L'arc-en-ciel blanc de Akira Yoshimura
L’arc-en-ciel blanc de Akira Yoshimura

Avis :

“L’arc-en-ciel blanc”, est un ensemble de quatre récits écrits entre 1953 et 1964. Il est paru en 2012 chez Actes Sud. La quatrième de couverture résume les quatre nouvelles et dévoile à mi-mot les finalités. Ce qui un peu nuisible à la lecture.

Toutes ces nouvelles ont un point de convergence qui est la mort. Les causes de ces morts sont déclinées de différentes façon : un traumatisme causé par un viol, la mort d’un fils surprotégé, par attachement, et le dernier celui de la fatalité. Mais ce sont également des histoires d’amour cruelles qui amèneront au désespoir.

Une de mes nouvelles préférée est celle appelée « Étoiles et funérailles ». L’histoire de Jirô fasciné par le rite des funérailles. Elle nous conte poétiquement entre autres le commerce avec les étoiles, une représentation métaphorique de la mort. Cette nouvelle fait un lien avec “Voyages vers les étoiles”.

“Il se rappela que dans son enfance sa grand-mère lui racontait que les morts montaient au ciel et se transformaient en constellations. Elle disait que les étoiles dispersées sur la voûte céleste étaient toutes des incarnations de personnes disparues et que leur lumière s’amplifiait à l’infini en suivant l’augmentation du nombre de morts.”

YOSHIMURA Akira nous invite dans les nouvelles que composent “l’arc-en-ciel blanc” à revisiter certains de ses thèmes de prédilection : mort, suicide, pauvreté. Les temporalités tournent autour  des périodes d’après-guerre, et de celle du grand tremblement de terre du Kantô.

Mais on retrouve aussi le thème particulier des ossements que l’on retrouve dans d’autres oeuvre : “Un spécimen transparent” et l’excellent “La jeune fille suppliciée sur une étagère”.

Pour conclure ce n’est pas, je pense par cet ouvrage qu’il faut découvrir Yoshimura, mais il permettra d’affirmer les thèmes et de faire des liaisons avec ses autres œuvres. Des nouvelles de qualité un peu inégale, peut-être due à la compilation de nouvelles écrites sur une période de dix ans.

 

L’arc-en-ciel blanc (1953)

Toshisuke se souvient de la résistance inattendue de sa jeune épouse : une sorte d’aversion à être touché. Toshisuke est désorienté, Ayako frissonne, blême. Ayako se dit troublée par la mort de sa mère il y a de cela deux ans, sa mère qui avait perdu une jambe pendant la guerre. Elle se réveille la nuit pour vomir, un doute vient à l’esprit de Toshisuke.

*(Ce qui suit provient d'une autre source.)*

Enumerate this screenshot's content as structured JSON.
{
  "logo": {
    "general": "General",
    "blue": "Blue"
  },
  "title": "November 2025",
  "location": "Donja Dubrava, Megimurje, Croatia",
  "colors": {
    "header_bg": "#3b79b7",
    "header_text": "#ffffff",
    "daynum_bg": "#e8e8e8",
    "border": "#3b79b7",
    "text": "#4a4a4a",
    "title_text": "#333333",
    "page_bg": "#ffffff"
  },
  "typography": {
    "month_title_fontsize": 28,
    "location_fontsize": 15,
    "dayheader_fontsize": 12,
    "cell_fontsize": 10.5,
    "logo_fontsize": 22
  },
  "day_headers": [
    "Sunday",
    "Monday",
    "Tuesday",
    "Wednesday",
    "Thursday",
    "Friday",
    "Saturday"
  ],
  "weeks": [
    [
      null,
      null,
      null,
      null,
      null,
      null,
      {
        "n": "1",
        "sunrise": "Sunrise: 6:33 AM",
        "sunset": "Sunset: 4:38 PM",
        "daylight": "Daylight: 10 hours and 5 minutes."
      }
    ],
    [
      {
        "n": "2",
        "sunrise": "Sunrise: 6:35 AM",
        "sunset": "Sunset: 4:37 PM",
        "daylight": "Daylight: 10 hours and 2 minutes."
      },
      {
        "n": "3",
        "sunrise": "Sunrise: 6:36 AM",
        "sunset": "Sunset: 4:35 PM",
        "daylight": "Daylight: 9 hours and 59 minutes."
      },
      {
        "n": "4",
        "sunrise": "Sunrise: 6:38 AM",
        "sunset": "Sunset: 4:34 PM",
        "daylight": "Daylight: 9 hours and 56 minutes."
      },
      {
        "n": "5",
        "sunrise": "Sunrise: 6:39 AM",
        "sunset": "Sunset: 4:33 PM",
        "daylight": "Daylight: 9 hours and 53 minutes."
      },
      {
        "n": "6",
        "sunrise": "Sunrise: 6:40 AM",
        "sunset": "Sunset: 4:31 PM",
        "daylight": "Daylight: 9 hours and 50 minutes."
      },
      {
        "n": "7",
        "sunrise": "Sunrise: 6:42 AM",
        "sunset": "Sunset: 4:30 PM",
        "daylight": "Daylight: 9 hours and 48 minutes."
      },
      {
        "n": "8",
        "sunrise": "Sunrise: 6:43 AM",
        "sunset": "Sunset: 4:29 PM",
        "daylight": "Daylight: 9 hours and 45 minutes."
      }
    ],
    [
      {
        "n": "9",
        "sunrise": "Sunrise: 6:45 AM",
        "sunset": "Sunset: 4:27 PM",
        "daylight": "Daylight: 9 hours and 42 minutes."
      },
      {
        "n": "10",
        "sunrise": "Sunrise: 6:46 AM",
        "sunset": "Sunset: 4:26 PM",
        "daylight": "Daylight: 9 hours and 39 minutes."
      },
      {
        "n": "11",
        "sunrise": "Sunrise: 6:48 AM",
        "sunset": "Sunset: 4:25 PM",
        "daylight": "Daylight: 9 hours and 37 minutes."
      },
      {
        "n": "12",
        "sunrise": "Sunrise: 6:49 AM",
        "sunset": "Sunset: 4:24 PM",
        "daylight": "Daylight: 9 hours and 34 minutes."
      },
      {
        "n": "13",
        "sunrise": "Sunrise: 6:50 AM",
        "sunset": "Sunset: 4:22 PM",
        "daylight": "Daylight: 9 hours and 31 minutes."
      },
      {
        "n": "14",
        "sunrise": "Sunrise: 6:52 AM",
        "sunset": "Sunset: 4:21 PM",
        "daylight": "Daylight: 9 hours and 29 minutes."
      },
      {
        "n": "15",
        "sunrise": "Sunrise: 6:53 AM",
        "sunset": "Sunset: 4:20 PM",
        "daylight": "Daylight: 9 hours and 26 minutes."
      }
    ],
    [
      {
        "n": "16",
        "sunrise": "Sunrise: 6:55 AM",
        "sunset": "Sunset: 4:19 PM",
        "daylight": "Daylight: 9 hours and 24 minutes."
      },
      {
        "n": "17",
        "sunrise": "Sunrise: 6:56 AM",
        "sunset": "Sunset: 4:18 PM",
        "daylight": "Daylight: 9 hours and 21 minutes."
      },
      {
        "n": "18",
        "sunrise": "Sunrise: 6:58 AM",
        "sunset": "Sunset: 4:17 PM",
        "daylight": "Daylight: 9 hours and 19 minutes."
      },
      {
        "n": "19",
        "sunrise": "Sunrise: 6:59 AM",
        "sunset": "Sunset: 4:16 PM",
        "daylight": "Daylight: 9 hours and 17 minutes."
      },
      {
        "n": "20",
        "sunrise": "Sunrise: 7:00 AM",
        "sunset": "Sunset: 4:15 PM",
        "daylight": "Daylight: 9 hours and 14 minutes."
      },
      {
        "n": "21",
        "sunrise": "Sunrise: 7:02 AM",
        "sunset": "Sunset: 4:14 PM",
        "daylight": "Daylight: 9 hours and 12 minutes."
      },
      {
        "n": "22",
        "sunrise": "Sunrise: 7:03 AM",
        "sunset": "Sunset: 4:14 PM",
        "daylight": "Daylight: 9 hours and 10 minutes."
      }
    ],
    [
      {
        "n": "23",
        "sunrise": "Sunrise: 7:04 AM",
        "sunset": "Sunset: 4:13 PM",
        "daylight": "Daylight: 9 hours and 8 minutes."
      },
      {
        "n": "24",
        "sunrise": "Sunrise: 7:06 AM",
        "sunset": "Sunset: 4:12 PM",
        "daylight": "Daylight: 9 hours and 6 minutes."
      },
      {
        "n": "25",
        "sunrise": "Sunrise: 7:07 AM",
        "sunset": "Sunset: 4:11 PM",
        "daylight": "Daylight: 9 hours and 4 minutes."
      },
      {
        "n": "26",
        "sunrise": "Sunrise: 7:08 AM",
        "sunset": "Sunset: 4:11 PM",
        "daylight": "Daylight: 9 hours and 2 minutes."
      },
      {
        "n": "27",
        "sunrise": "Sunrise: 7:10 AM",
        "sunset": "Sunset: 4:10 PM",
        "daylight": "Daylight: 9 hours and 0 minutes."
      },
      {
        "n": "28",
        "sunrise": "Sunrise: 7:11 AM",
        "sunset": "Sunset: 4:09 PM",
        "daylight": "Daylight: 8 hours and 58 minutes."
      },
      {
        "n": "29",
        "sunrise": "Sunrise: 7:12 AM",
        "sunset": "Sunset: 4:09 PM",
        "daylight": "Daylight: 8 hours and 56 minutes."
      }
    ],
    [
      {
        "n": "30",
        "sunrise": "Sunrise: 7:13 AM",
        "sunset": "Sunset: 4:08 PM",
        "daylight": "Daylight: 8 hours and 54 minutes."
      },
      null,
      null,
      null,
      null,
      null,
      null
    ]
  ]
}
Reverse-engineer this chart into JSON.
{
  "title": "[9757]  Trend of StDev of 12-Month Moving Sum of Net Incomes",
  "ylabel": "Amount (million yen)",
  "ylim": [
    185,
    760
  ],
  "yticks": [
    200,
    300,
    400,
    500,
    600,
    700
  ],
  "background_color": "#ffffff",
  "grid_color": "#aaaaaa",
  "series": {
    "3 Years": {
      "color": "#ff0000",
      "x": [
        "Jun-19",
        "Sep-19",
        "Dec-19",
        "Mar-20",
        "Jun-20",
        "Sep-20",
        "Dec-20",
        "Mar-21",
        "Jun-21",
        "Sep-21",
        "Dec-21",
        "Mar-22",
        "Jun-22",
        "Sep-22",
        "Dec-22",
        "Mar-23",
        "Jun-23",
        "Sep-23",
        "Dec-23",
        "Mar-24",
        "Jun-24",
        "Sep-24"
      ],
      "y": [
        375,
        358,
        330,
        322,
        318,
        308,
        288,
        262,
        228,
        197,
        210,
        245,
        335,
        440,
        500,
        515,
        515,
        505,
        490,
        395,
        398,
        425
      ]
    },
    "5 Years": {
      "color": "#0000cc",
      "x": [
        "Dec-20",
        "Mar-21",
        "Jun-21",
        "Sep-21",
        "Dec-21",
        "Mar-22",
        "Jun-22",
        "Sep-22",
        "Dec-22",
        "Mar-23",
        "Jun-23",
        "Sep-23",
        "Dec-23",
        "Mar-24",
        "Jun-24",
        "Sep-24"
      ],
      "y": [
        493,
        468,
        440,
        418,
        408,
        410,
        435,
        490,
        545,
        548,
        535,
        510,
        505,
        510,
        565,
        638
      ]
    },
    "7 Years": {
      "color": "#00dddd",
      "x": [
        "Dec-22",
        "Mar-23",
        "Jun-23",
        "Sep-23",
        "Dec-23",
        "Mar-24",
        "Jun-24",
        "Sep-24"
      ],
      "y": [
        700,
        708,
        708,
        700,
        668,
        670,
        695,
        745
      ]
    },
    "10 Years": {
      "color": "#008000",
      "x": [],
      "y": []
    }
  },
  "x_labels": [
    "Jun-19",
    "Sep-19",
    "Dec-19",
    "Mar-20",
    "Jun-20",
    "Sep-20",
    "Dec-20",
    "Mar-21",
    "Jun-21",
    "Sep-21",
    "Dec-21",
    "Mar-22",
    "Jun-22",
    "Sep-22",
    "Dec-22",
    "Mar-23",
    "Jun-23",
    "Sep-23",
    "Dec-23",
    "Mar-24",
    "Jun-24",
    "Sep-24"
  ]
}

thème : viol, grossesse, infanticide, amour, traumatisme.

Un été en vêtement de deuil (1958)

Kiyoshi, un enfant qui doit avoir dans les 10 ans, vit avec sa grand mère malade, un peu déficiente et une domestique. La grand-mère est préoccupé par le poulailler et les oeufs. Chaque jour elle les gobe. Un jour des poussins naissent, dans le groupe il y en a un malade. Kiyoshi s’en occupe, très affaibli il lui tord le cou. Il l’enterre dans une petite boîte “Tombe du poussin” dans un cimetière secret. Sa grand-mère l’appelle à ce moment là, il se sent pris en faute et craint le pire. Mais sa grand-mère lui donne un registre noire. Il se rend jusqu’à une remise et trouve une petite fille maigre et une femme d’une trentaine d’année. La femme peint des masques.

Thème : vieillesse, pauvreté, tremblement de terre du Kantô en 1923, mort

Etoiles et Funérailles (1960)

Un cortège funéraire se dirige vers un temple, soudain une pluie violente. Les gens courent s’abriter, seul un enfant Jirô suit le cortège. Les gens se sentent honteux, humiliés par leur comportement en face du calme et du respect porté par Jirô. Jirô apprécie les funérailles, il fait partie de tous les cortèges. Il avait été très impressionné par l’enterrement de son père. Lors d’un incident, les funérailles tournent presque au drame. Que faire des ossements d’une défunte partiellement enterré Jirô intervient,  donne les indications pour que le rituel soit respecté.  Il reçoit des remerciements : une enveloppe. Jirô va se prendre d’amitié pour Tokiko, une petite fille pauvre qui porte un bébé dans son dos.

Thèmes : funéraille, mort, ossements, cérémonies et rituels, amour, suicide, étoiles

Le mur de briques (1964)

Deux jeunes enfants Kiyota et sa petite sœur Hisae se faufilent la nuit dans une écurie. Ils sont dans un laboratoire d’un centre de recherche. Kiyota harnache un cheval et avec sa sœur ils partent.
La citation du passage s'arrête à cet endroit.